Ed James edward.james@gmail.com
Wed Apr 2 11:55:57 EDT 2014


There's been a bazillion write-ups on this issue, although obviously not
front-page news.  For example:


http://securityevaluators.com/knowledge/case_studies/routers/soho_router_hacks.php

My personal issue is, I have no clue what comes stock with my routers, but
I can indeed read the source code for the open-source versions.  I prolly
wouldn't read it for security issues, but I'd trust that other  (way more
proficient) folks have done so.

In particular, I'd have little trust in equipment delivered by the major
telecoms, who have an interest in their own people being able to access the
hardware.  I'm not saying that they would be the malicious ones, but if
they can "get in", so can others, eventually.

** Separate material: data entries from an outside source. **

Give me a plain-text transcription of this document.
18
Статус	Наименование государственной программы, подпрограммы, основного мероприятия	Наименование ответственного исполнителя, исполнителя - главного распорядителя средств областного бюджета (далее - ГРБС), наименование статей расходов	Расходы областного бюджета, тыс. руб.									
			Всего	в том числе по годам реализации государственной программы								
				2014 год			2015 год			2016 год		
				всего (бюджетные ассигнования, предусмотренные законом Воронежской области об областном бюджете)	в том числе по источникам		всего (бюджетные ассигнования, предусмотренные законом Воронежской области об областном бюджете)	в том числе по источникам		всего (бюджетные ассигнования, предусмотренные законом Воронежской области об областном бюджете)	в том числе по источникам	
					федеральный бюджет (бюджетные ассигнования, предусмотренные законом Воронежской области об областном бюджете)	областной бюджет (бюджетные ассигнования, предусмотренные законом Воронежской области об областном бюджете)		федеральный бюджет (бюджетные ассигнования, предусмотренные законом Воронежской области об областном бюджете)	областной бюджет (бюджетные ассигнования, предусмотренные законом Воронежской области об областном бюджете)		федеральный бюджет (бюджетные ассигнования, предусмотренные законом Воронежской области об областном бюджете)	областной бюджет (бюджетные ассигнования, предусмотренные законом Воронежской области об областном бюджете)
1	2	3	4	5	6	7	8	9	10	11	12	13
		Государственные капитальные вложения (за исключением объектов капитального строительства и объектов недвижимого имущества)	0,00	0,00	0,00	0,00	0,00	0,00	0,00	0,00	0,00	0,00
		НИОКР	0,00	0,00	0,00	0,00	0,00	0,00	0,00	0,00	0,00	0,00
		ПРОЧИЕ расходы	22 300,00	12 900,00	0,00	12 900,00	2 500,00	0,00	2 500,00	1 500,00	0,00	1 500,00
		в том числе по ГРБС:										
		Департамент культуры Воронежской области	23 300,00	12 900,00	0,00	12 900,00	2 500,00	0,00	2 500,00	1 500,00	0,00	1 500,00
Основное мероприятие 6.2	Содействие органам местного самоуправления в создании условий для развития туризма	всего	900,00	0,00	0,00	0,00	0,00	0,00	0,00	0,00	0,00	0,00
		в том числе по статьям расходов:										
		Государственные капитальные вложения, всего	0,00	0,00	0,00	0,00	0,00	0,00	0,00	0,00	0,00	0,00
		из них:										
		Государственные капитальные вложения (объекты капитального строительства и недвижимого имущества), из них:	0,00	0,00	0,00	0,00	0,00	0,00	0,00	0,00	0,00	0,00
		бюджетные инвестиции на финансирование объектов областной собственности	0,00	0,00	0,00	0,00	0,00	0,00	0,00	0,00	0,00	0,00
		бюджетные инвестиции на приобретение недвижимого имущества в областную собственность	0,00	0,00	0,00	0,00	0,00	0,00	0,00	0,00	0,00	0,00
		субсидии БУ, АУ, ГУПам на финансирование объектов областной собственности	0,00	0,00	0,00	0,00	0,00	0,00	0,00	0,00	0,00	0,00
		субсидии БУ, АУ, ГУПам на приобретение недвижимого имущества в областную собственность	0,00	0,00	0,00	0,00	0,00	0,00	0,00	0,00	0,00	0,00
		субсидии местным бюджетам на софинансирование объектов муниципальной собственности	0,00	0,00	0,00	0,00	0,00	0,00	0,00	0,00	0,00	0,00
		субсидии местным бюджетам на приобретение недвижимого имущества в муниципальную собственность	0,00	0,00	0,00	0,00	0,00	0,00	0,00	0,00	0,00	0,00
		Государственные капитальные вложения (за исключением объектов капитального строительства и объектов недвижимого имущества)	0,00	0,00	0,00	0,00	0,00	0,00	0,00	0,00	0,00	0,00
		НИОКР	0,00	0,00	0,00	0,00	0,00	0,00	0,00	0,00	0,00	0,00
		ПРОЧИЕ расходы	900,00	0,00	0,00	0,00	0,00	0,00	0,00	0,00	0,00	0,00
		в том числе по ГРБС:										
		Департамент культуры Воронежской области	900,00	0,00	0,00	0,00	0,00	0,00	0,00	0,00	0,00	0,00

Note - not all routers have enough memory to run all of the open-source
code.  That's something that should be researched before buying a router,
if one does plan of doing a firmware upgrade.

Regards,
Ed James


On Wed, Apr 2, 2014 at 11:34 AM, Charles R. Head
<CharlesRHead@netscape.net>wrote:

>  *Derek,*
>
> I'd appreciate it if you would expand on why you said "Don't use the
> firmware that comes with the device.  That is the road to fail."
>
> Is this based on your personal preference (which I'm not knocking), or is
> there a specific vulnerability that has been discovered?
>
> *Charles Head*
>
> ********************************************
>  On 4/2/2014 11:30 AM, Derek LaHousse wrote:
>
> To summarize:
>
> Don't use the firmware that comes with the device.  That is the road to
> fail.  Alternatives include:
> - pfSense
> - Tomato
> - DD-WRT
> - OpenWRT (my favorite)
> - Gargoyle
>
> Derek
>
> On Wed, 2014-04-02 at 09:22 -0400, John Place wrote:
>
>  I use pfSense (FreeBSD based) I personally own:http://store.netgate.com/Netgate-FW-7541-BTO-P1893.aspx
>
> If you do not need ports+speed or the horse power this one works great:http://store.netgate.com/Netgate-m1n1wall-2D13-Black-P216.aspx
>
> 3 ports works nice because you can plug a wireless device into the extra
> port and keep it "outside"...
>
> Thanks
> John
>
> On 04/02/2014 12:19 AM, Jay Hart wrote:
>
>  Openbsd only way to go for SOHO router/firewall.